Boy, we earned our money in them days. And we always had to be careful with that guy’s face because he’d always just finished getting a face-lift. So listen, kid, you ain’t got no problem I can’t handle unless
maybe you like boys.’ She put a hand on his leg and slid it towards his crotch. ‘Tell me all about your problem, Rod. You got a wooden leg here, that it? You shy?’
Roderick stood up. ‘Maybe if I just undressed and showed you –?’
She nodded. ‘I won’t be shocked. I – holy cow!’
Roderick stepped out of his dropped trousers and then took off his shirt. ‘See, I am a little different.’

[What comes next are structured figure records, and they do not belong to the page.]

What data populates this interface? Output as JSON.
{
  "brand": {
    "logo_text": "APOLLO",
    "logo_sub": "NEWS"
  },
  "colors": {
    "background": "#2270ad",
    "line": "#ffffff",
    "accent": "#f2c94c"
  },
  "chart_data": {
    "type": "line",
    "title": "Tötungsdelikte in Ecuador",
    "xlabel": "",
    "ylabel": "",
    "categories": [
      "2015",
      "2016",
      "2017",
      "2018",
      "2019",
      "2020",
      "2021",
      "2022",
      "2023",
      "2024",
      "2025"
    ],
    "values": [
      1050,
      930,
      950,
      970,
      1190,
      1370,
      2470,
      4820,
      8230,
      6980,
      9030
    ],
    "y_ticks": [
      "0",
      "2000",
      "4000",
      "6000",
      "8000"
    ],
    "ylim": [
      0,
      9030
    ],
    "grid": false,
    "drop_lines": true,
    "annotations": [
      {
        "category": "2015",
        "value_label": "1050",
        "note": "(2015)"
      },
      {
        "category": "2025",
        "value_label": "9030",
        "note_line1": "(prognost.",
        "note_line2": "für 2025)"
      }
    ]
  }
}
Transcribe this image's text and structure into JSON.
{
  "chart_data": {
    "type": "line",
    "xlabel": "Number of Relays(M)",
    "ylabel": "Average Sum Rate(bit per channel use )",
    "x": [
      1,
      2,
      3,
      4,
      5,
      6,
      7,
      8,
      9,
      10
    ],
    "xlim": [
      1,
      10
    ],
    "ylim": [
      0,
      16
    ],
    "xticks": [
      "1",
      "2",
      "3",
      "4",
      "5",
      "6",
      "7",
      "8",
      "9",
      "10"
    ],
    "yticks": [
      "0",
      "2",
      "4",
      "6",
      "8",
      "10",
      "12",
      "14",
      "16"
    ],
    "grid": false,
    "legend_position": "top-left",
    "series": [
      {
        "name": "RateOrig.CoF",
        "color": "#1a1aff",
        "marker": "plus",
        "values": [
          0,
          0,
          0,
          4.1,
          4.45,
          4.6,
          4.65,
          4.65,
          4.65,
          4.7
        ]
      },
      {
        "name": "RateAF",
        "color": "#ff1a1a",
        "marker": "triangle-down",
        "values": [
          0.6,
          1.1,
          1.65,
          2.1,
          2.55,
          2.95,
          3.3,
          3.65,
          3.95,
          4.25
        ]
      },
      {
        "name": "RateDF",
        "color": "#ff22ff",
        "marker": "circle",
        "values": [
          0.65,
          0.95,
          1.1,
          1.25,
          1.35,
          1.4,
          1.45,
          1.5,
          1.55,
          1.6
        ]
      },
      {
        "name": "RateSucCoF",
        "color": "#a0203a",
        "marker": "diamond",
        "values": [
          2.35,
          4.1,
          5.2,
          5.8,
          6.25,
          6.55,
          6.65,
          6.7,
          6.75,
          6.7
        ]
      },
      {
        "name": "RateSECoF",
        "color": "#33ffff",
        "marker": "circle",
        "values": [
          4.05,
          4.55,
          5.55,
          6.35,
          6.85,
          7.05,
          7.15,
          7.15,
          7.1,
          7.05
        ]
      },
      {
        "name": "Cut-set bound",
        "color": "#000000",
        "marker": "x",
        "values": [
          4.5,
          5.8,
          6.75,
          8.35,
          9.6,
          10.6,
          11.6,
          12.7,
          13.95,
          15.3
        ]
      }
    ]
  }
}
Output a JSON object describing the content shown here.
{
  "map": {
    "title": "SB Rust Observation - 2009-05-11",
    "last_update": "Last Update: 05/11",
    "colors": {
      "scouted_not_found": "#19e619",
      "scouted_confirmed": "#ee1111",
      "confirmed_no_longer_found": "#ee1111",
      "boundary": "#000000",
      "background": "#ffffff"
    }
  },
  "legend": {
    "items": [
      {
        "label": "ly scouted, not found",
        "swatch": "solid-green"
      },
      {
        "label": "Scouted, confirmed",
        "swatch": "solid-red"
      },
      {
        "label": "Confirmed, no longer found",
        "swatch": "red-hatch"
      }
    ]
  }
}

‘Different, I’ll say. Turn around, will you? Jeez, no asshole either. And you, what’s that in your belly button, looks like an electric socket or –’
‘It is an electric socket. It’s how I recharge. Like I said, Ida, I’m a real robot.’
‘I believe you, I believe you.’ She poured another drink and gulped it down. ‘So there’s nothing I can do for you?’
‘If I could stay overnight and charge my batteries, I guess that’s all.’
After another, very large drink, Ida said, ‘A robot. Does that mean you got no feelings at all?’
‘I’ve got some feelings.’ He thought about it. ‘It’s just that I can’t do much about them.’
‘It’s a challenge, all right.’ Ida seemed to be talking to herself. ‘A real challenge. Okay you recharge tonight, I’ll get some shuteye. In the morning when I’m soberer, I’ll think about this problem of yours some more. See, the way I look at it, nobody with feelings oughta go around not being able to let ’em out, all frustrated and ornery. Okay, so what if you got no ordinary sex equipment – sex is all in the mind anyway.’
Someone had said that before to Roderick, long before. Pa Wood, was it? (But Pa was always saying things: sex is all in the head. History is a bunk on which I am trying to awaken …)
‘Machines
,’ said Indica Dinks,
‘are only human, after all.’
The audience laughed, then applauded.
The host, Mel Mason, said,
‘I love it! I don’t understand it, but I love it!’
After more applause, he said,
‘But seriously now, Indica, isn’t this Machines Lib idea just a little
–
wacky? I mean, do you really expect everybody to just turn their machines loose? I’d hate to be in the front yard when somebody liberates a big power mower!
’
Indica smiled just enough to show she recognized the joke, but did not join in the audience laughter. When it had abated, she said quietly,
‘We don’t expect people to stop using their machines, of course not. We just want people to
understand
the machines they use, to understand and
respect
them. If you don’t have respect for your own car, your own home computer, how can you have any respect for yourself?’